CPU Utilization and how to monitor high CPU usage in Linux
Contents
What is CPU Utilization?
CPU utilization refers to a computer’s usage of processing resources or the amount of work handled by a CPU. Actual CPU utilization varies depending on the amount and type of managed computing tasks. Certain tasks require heavy CPU time, while others require less because of non-CPU resource requirements. CPU utilization may be used to measure system performance.
CPU utilization should not be confused with CPU load.
Understanding Linux CPU stats:
The top command produces a frequently-updated list of processes. By default, the processes are ordered by percentage of CPU usage, with only the “top” CPU consumers shown. The top command shows how much processing power and memory are being used, as well as other information about the running processes.
# “top”
The 3 CPU states:
Idle, which means it has nothing to do.
Running a user space program, like a command shell, an email server, or a compiler.
Running the kernel, servicing interrupts or managing resources.
CPU statistics explained as:
The output from top is divided into two sections. The first few lines give a summary of the system resources including a breakdown of the number of tasks, the CPU statistics, and the current memory usage. Beneath these stats is a live list of the current running processes. This list can be sorted by PID, CPU usage, memory usage, and so on.
The CPU line will look something like this:
1.6%us: This tells us that the processor is spending 1.6% of its time running user space processes. A user space program is any process that doesn’t belong to the kernel. Shells, compilers, databases, web servers, and the programs associated with the desktop are all user space processes. If the processor isn’t idle, it is quite normal that most of the CPU time should be spent running user space processes.
94.6%id: The id statistic tells us that the processor was idle just over 94.6% of the time during the last sampling period.
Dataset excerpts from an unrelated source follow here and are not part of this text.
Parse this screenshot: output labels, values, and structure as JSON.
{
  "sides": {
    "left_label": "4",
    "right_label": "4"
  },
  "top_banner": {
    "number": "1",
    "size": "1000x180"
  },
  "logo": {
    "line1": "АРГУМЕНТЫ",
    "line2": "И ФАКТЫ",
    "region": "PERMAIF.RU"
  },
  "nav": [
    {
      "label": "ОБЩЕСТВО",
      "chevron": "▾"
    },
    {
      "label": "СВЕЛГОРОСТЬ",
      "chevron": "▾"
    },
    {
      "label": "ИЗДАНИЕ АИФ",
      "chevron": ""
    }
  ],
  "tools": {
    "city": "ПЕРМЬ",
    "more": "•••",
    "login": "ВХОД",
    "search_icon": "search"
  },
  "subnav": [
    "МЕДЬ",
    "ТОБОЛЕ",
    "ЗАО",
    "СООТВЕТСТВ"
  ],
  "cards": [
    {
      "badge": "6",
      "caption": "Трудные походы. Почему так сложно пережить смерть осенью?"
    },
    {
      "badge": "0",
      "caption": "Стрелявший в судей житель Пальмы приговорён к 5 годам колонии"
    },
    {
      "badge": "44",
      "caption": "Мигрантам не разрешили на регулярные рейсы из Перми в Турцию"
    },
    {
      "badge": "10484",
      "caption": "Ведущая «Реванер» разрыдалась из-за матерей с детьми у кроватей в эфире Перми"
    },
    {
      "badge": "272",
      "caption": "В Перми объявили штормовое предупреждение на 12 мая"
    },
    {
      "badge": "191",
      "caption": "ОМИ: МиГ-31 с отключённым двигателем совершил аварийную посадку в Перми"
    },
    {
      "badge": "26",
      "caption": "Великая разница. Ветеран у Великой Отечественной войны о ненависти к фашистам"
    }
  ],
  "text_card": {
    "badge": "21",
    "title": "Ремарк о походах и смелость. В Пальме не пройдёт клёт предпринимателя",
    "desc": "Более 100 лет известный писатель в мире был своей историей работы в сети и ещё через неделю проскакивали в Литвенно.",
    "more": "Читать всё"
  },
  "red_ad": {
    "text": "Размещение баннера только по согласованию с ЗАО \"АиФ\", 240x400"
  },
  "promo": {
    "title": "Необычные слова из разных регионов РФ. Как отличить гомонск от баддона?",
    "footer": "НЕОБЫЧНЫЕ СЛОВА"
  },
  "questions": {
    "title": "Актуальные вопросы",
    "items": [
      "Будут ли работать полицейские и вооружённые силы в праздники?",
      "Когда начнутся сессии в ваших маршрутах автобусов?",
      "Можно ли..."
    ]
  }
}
The total of the user space percentage – us, the niced percentage – ni, and the idle percentage – id, should be close to 100%. Which it is in this case. If the CPU is spending a more time in the other states, then something is probably awry.
3.7%sy: This is the amount of time that the CPU spent running the kernel. All the processes and system resources are handled by the Linux kernel. When a user space process needs something from the system, for example when it needs to allocate memory, perform some I/O, or it needs to create a child process, then the kernel is running. In fact, the scheduler itself which determines which process runs next is part of the kernel. The amount of time spent in the kernel should be as low as possible. In this case, just 3.7% of the time given to the different processes was spent in the kernel. This number can peak much higher, especially when there is a lot of I/O happening.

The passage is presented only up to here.